5 nov 2009

Santiago Vasconcelos

Columna Razones/Jorge Fernández Menéndez
Santiago Vasconcelos, el olvido y la memoria
Había quedado de comer con él ese mismo día, 4 de noviembre del año pasado. La noche anterior me llamó para decirme que no podría, que tendría un acuerdo de avión con el secretario de Gobernación, Juan Camilo Mouriño, que iban a San Luis Potosí. Quedamos de vernos en la noche, en la fiesta que organizaba la embajada de Estados Unidos con motivo de las elecciones presidenciales en ese país. Yo estaría allí transmitiendo mi programa de radio. La noticia era, sin duda, el triunfo de Barack Obama. Pero poco después de las seis y media llegó la noticia de que había caído un avión en Reforma y Periférico, uno de nuestros reporteros viales dio el número de matrícula y unos minutos más tarde, un buen amigo, Sergio Venegas, me llamó para decirme que esa matrícula correspondía al avión en el que poco antes habían despegado, de San Luis, Juan Camilo y mi viejo amigo José Luis Santiago Vasconcelos, entre otros funcionarios de la Secretaría de Gobernación. Lo demás es historia conocida, una noche en la que la fiesta acabó para dar paso a informar, haciendo a un lado la tristeza.

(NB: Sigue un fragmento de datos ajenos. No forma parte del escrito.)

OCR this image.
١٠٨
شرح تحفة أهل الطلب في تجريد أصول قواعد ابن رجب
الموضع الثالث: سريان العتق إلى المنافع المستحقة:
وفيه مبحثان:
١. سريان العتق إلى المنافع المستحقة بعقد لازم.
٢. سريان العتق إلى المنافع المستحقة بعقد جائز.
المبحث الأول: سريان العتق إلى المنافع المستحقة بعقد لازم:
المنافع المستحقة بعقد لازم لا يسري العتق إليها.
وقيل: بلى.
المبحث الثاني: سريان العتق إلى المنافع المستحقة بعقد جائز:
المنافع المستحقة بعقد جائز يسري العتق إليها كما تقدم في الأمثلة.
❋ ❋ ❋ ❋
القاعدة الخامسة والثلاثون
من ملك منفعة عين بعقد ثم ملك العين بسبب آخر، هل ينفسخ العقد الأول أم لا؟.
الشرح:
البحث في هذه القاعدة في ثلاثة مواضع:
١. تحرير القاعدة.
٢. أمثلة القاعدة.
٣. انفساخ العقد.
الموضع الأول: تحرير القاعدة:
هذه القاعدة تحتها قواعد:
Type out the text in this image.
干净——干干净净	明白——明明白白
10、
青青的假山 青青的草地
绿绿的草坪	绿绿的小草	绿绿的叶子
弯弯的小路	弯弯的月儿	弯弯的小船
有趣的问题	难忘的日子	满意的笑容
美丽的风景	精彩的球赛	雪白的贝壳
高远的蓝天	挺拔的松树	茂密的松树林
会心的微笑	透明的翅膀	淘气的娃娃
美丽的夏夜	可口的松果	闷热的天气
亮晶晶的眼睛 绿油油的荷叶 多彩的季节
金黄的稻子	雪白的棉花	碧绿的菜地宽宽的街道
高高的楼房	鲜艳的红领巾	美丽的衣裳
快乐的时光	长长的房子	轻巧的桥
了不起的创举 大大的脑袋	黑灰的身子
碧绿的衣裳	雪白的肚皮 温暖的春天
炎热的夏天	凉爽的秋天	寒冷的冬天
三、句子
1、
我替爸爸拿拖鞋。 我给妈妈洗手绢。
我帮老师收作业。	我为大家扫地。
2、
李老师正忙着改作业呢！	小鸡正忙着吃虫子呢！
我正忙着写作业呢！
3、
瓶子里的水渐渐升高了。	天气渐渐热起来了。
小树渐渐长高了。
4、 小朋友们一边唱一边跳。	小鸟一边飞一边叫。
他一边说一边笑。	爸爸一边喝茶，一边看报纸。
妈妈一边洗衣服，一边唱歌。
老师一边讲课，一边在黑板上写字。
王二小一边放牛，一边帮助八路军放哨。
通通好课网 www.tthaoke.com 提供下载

Hoy, buena parte de los recuerdos y homenajes oficiales serán por Juan Camilo. Es lógico: para efectos prácticos era el segundo hombre más importante del gobierno; el amigo del presidente Calderón, el que era un paradigma de esa lealtad y confianza que el Presidente, cualquier presidente, quiere tener cerca. Era, además, la carta del panismo para el futuro. Santiago Vasconcelos no era panista, no era del equipo más cercano al mandatario, era sí, leal y competente, un hombre de Estado que había brindado 15 años de su larga vida profesional a la lucha contra el crimen organizado y que había estado dispuesto a trabajar con Carlos Salinas, Ernesto Zedillo, Vicente Fox y Calderón porque su compromiso no era partidario. Era el hombre que había creado la SIEDO, el que contaba con el apoyo casi incondicional del Ejército Mexicano y de las corporaciones antidrogas de EU. El funcionario que más atentados frustrados había sufrido. El que más y más importantes narcotraficantes había detenido. El que operó la histórica extradición de decenas de miembros de esos cárteles a EU al inicio de esta administración. Y el que había sentido de cerca los estragos de la traición, por ende, de la desconfianza, así fuera injustificada.
José Luis no quería ser recordado como el zar antidrogas. Su objetivo era llegar a la Suprema Corte, pero no como mera meta personal. Creía, y con razón, que la lucha contra la delincuencia organizada tenía que darse en las calles, que debían involucrarse en ello las fuerzas de seguridad, pero estaba convencido, desde muchos años atrás, de que para ganarla eran imprescindibles dos cosas: una sólida labor de inteligencia y un entramado jurídico que no dejara tantos espacios de impunidad para combatir el crimen. Creía que en nuestro máximo órgano de justicia, y tenía una vez más la razón, no se terminaba de comprender la profundidad y la gravedad de la presencia del crimen organizado y que era allí, con su experiencia, desde donde podría modificar las cosas. Como se ha dicho, admiraba la labor de Giovanni Falcone y, paradójicamente, como ocurrió con el fiscal italiano asesinado por la mafia, también tuvo que vivir la marginación de la élite judicial que, a diferencia suya, nunca había hundido sus manos en la realidad para tratar de hacer justicia.
Santiago Vasconcelos tuvo un apoyo permanente del Ejército Mexicano (su velatorio fue en el Campo Militar Número Uno), pero había sido dejado solo muchas veces y así ocurrió en los últimos meses de su vida. Fue designado responsable de sacar adelante la reforma judicial, pero tardaron meses en darle oficinas y personal para trabajar. Su seguridad, siendo uno de los hombres más amenazados de México, fue reducida drásticamente. Se le había pedido que abandonara, para que la ocupara otro funcionario que no corría riesgo alguno, la casa de seguridad que utilizaba desde cuando los Beltrán Leyva habían querido asesinarlo. Fue investigado luego de la caída de Noé Ramírez Mandujano y otros altos funcionarios de la SIEDO y nadie encontró nada, porque no había nada que hallar. Pese a todo, estaba entusiasmado con lo que venía: cambios en su vida, la reforma del sistema judicial, el trabajo que podría hacer con su nuevo jefe, Mouriño. El avionazo del 4 de noviembre acabó con eso y se llevó a un funcionario notable y a un buen amigo. ¿Algún día el Estado se dará tiempo para reconocer la labor de uno de sus mejores hombres?